Loss at intermediate hops but not the final destination is usually benign — many routers rate-limit ICMP responses (control plane policing). Only worry about loss if it persists at the final destination.

dig — DNS Debugging

bash
# Basic A record lookup
dig example.com A

# Query a specific name server
dig @8.8.8.8 example.com A

# Trace the full resolution path
dig +trace example.com A

# Show short answer only
dig +short example.com A

# Check DNSSEC validation
dig +dnssec example.com A

# Check for CNAME chains
dig +trace +nodnssec www.example.com A

# Reverse lookup
dig -x 93.184.216.34

# Check SOA (useful for determining zone authority)
dig SOA example.com

# Check NS records
dig NS example.com

# Time the query
dig example.com A | grep "Query time"

# Check TXT records (SPF, DKIM, verification)
dig TXT example.com

curl — HTTP Debugging

bash
# Verbose output showing headers and TLS info
curl -v https://api.example.com/health

# Show timing breakdown
curl -o /dev/null -s -w "\
    DNS:        %{time_namelookup}s\n\
    Connect:    %{time_connect}s\n\
    TLS:        %{time_appconnect}s\n\
    TTFB:       %{time_starttransfer}s\n\
    Total:      %{time_total}s\n\
    Size:       %{size_download} bytes\n\
    Speed:      %{speed_download} bytes/s\n" \
    https://api.example.com/health

# Resolve to specific IP (bypass DNS)
curl --resolve api.example.com:443:10.0.1.5 https://api.example.com/health

# Test with specific TLS version
curl --tlsv1.3 --tls-max 1.3 https://api.example.com/health

# Show certificate chain
curl -vvv --head https://example.com 2>&1 | grep -A 20 "Server certificate"

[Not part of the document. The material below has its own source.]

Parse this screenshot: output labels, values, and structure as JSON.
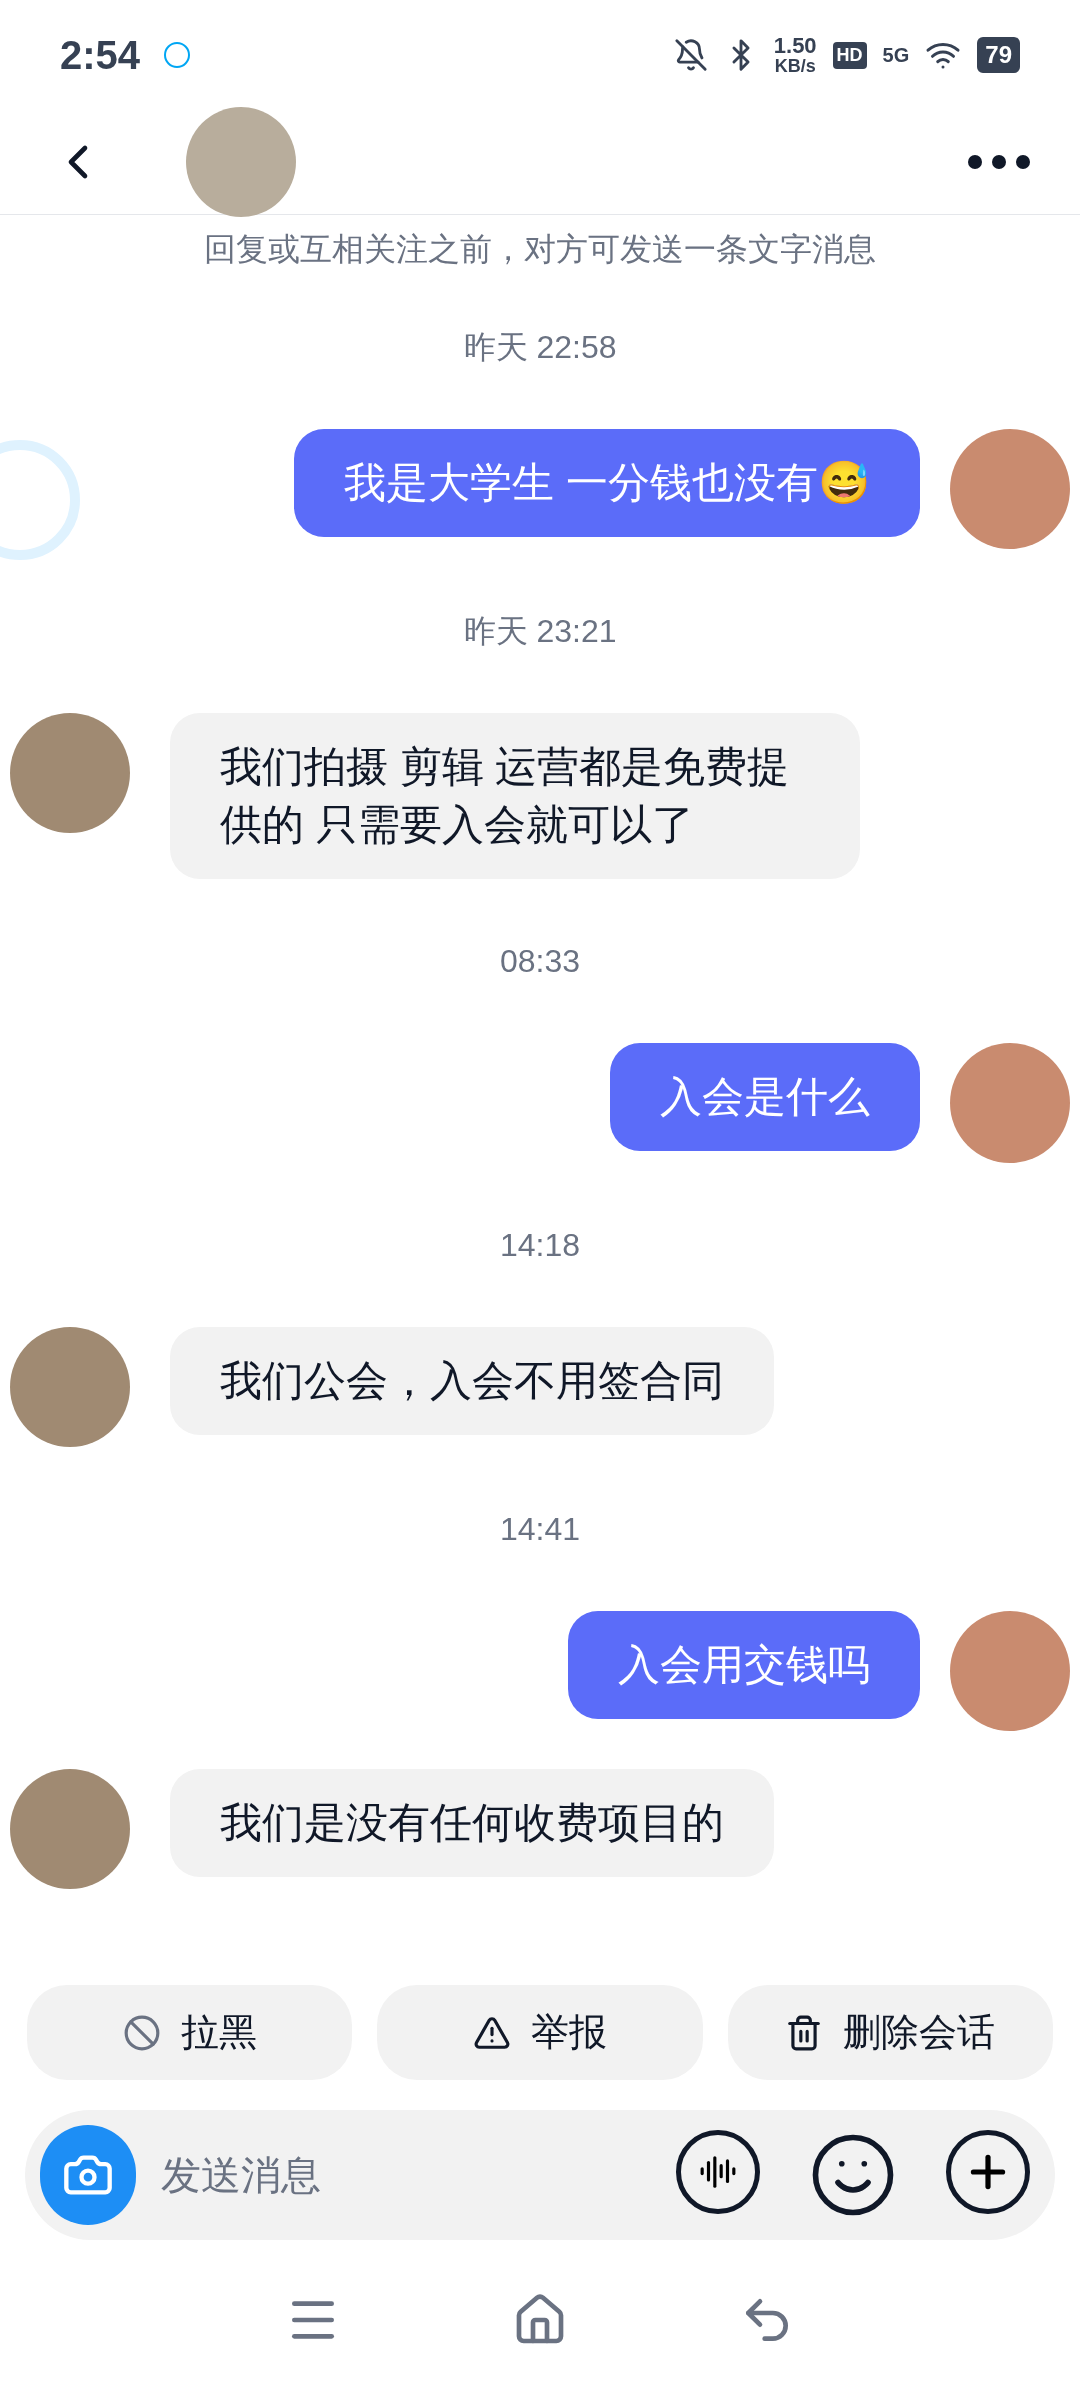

# Follow redirects with verbose
curl -Lv https://example.com

# Test with specific HTTP version
curl --http2 https://api.example.com/health

# Connect timeout vs transfer timeout
curl --connect-timeout 5 --max-time 30 https://api.example.com/slow-endpoint

openssl — TLS Debugging

bash
# Connect and show full certificate chain
openssl s_client -connect example.com:443 -showcerts

# Test specific TLS version
openssl s_client -connect example.com:443 -tls1_3

# Check certificate expiration
echo | openssl s_client -connect example.com:443 2>/dev/null | \
  openssl x509 -noout -dates

# Verify certificate chain
openssl verify -CAfile /etc/ssl/certs/ca-certificates.crt cert.pem

# Show certificate details
openssl x509 -in cert.pem -noout -text

# Test ALPN negotiation
openssl s_client -connect example.com:443 -alpn h2,http/1.1

# Test SNI
openssl s_client -connect example.com:443 -servername example.com

# Check OCSP stapling
openssl s_client -connect example.com:443 -status

Debugging Methodology

The Systematic Approach

Common Debugging Scenarios

Scenario 1: Connection Timeouts

typescript
interface TimeoutDiagnosis {
  symptom: string;
  checks: string[];
  likelyCauses: string[];
  commands: string[];
}

const connectionTimeout: TimeoutDiagnosis = {
  symptom: 'Connection to service times out',
  checks: [
    '1. Can you ping the host? (L3 reachability)',
    '2. Can you connect to the port? (nc -zv host port)',
    '3. Is the service listening? (ss -tlnp on target)',
    '4. Is there a firewall? (iptables -L -n)',
    '5. Is TCP handshake completing? (tcpdump SYN/SYN-ACK)',
    '6. Is there packet loss? (mtr --report host)',
  ],
  likelyCauses: [
    'Firewall blocking the port',
    'Service not running or not bound to correct interface',
    'Security group / Network ACL misconfiguration',
    'Route table missing or incorrect',
    'Source NAT exhaustion (ephemeral port exhaustion)',
    'TCP backlog full (SYN queue overflow)',
  ],
  commands: [
    'ss -tlnp | grep <port>',
    'tcpdump -i any "tcp port <port> and tcp[tcpflags] & (tcp-syn) != 0"',
    'iptables -L -n -v | grep <port>',
    'ip route get <dest_ip>',
    'cat /proc/sys/net/ipv4/ip_local_port_range',
    'ss -tn state syn-sent | wc -l',
  ],
};

Scenario 2: Intermittent 502/503 Errors

bash
# Check if backend is returning errors
tcpdump -i eth0 -A port 80 | grep -i "HTTP/1.1 5"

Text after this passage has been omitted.